Altenberg - Michael Rösch hält auch nach seinem Sieg bei den deutschen Meisterschaften in Altenberg am geplanten Nationenwechsel fest. Evi Sachenbacher-Stehle will derweil den Sprung ins deutsche Weltcupteam schaffen.

Staffel-Olympiasieger Michael Rösch hat seinen Verbleib ausgeschlossen, Neu-Biathletin Evi Sachenbacher-Stehle will den Sprung in die deutsche Weltcup-Mannschaft hingegen unbedingt schaffen. „Ich bin so froh, dass ich den Wechsel gewagt habe, es war die absolut richtige Entscheidung“, sagte die zweimalige Langlauf-Olympiasiegerin: „Ich wurde super aufgenommen. Mein Traum bleibt es, 2014 bei Olympia in Sotschi im Biathlon anzutreten.“

Dabei scheint die 31-Jährige aus Reit im Winkl auf einem durchaus guten Weg. Gleich in ihrem ersten Rennen am Freitag hatte sie bei den deutschen Meisterschaften in Altenberg an der Seite von Michael Greis und Florian Graf für Bayern den Titel in der Mixedstaffel gewonnen. „Ich war total nervös, weil ich bis dahin nur meine Trainingsergebnisse hatte“, sagte Sachenbacher-Stehle, die einen Tag später nach drei Schießfehlern („Da muss ich weiter viel an mir arbeiten“) in ihrem ersten Sprint auf dem achten Rang landete.
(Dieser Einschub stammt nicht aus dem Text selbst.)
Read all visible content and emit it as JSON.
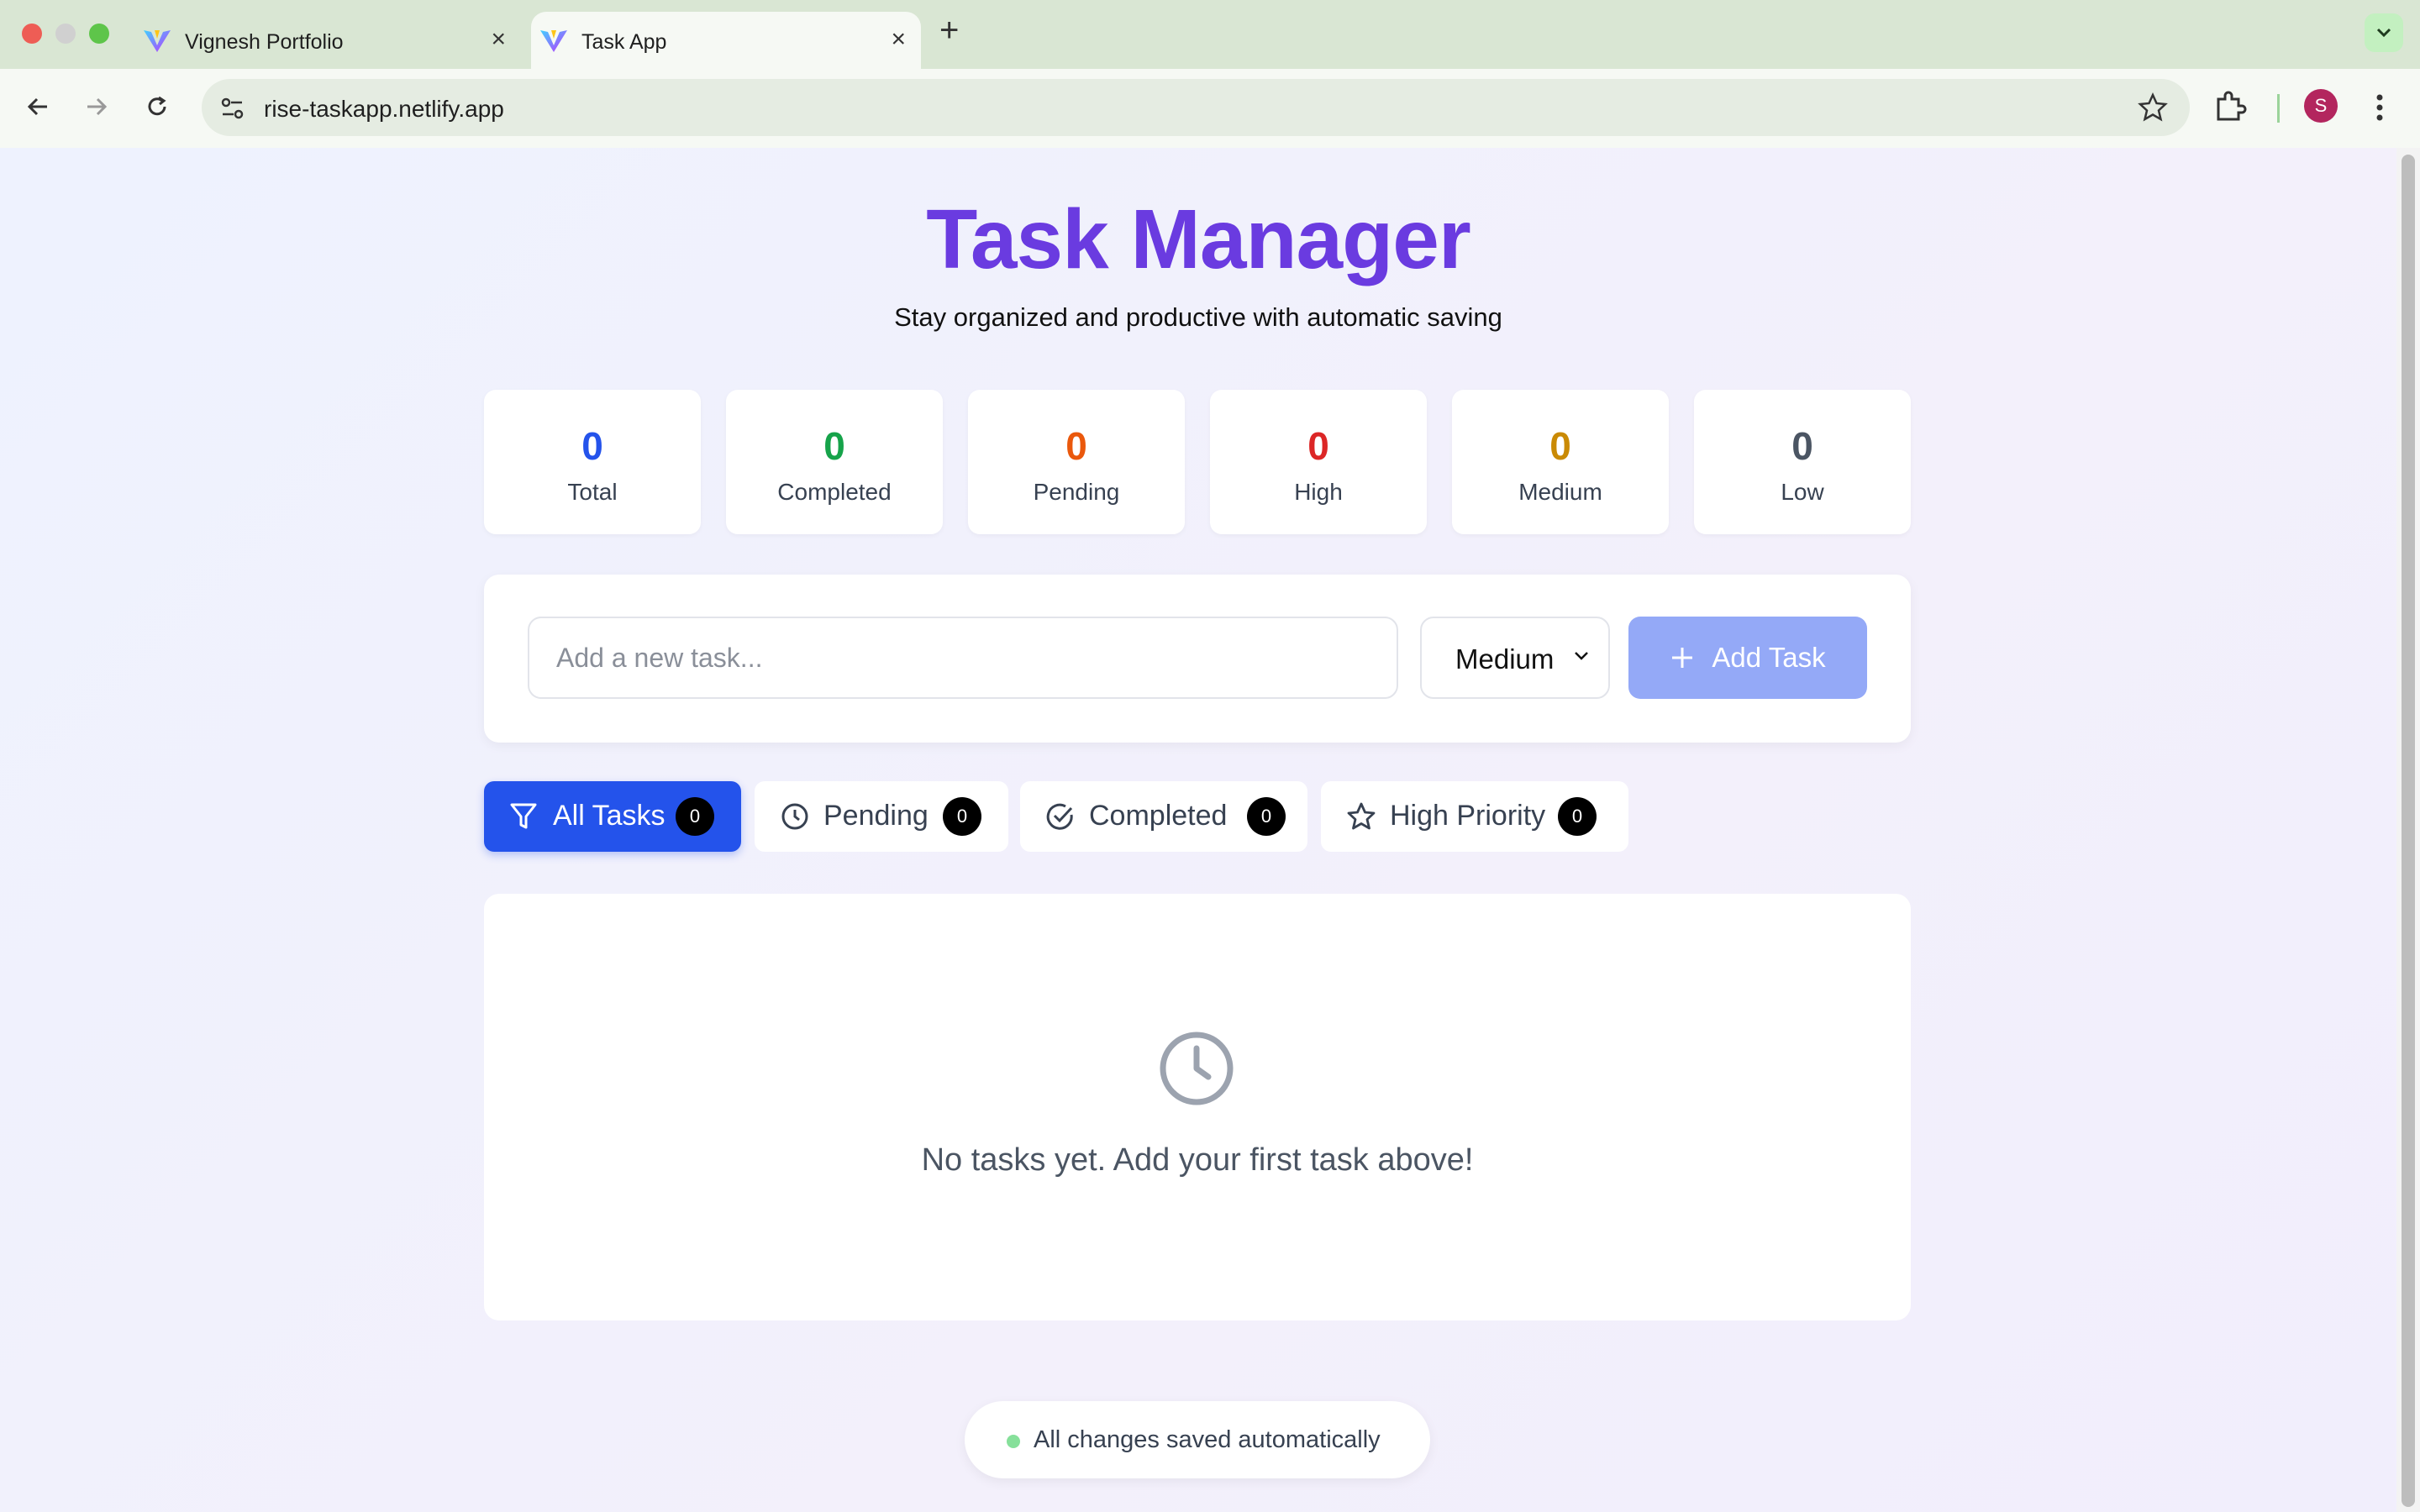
{
  "browser": {
    "tabs": [
      {
        "title": "Vignesh Portfolio",
        "active": false
      },
      {
        "title": "Task App",
        "active": true
      }
    ],
    "url": "rise-taskapp.netlify.app",
    "profile_initial": "S"
  },
  "app": {
    "title": "Task Manager",
    "subtitle": "Stay organized and productive with automatic saving"
  },
  "stats": [
    {
      "value": "0",
      "label": "Total",
      "color": "#2453eb"
    },
    {
      "value": "0",
      "label": "Completed",
      "color": "#16a34a"
    },
    {
      "value": "0",
      "label": "Pending",
      "color": "#ea580c"
    },
    {
      "value": "0",
      "label": "High",
      "color": "#dc2626"
    },
    {
      "value": "0",
      "label": "Medium",
      "color": "#ca8a04"
    },
    {
      "value": "0",
      "label": "Low",
      "color": "#4b5563"
    }
  ],
  "add_form": {
    "placeholder": "Add a new task...",
    "priority_selected": "Medium",
    "add_label": "Add Task"
  },
  "filters": [
    {
      "label": "All Tasks",
      "count": "0",
      "icon": "filter-icon",
      "active": true
    },
    {
      "label": "Pending",
      "count": "0",
      "icon": "clock-icon",
      "active": false
    },
    {
      "label": "Completed",
      "count": "0",
      "icon": "check-circle-icon",
      "active": false
    },
    {
      "label": "High Priority",
      "count": "0",
      "icon": "star-icon",
      "active": false
    }
  ],
  "empty_state": {
    "icon": "clock-icon",
    "message": "No tasks yet. Add your first task above!"
  },
  "save_status": "All changes saved automatically",
  "colors": {
    "accent": "#2453eb",
    "title": "#6a3be0",
    "add_button_disabled": "#94a9f7",
    "saved_dot": "#86e09a"
  }
}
Den Sieg vor heimischem Publikum sicherte sich nach 7,5 km Staffel-Weltmeisterin Tina Bachmann (Schmiedeberg/1 Fehler) vor Carolin Hennecke (Willingen/1) und der fehlerfreien Doppel-Olympiasiegerin Andrea Henkel (Großbreitenbach). „Es werden sicher noch Rückschläge kommen, aber der Anfang ist gemacht. Darüber freue ich mich sehr“, sagte Sachenbacher-Stehle, die eine Rückkehr zum Langlauf nicht ausgeschlossen hat. In der Verfolgung landete die ehemalige Weltmeisterin auf dem sechsten Platz. Auch über die 12,5 km siegte Bachmann souverän vor Henkel und Nadine Horchler (Willingen).

Im Sprint der Männer gab es für den Altenberger Rösch ebenfalls einen Heimsieg, doch auch der kann den 29-Jährigen nicht mehr von einem Abschied aus Deutschland abhalten. „Ich habe einmal meinen Weg gewählt, jetzt werde ich den auch gehen. Da gibt es für mich kein Zurück mehr“, sagte der 29-Jährige dem Internetportal biathlon-online.de und bekräftige seinen Nationenwechsel vor Beginn des Weltcup-Winters Ende November im schwedischen Östersund.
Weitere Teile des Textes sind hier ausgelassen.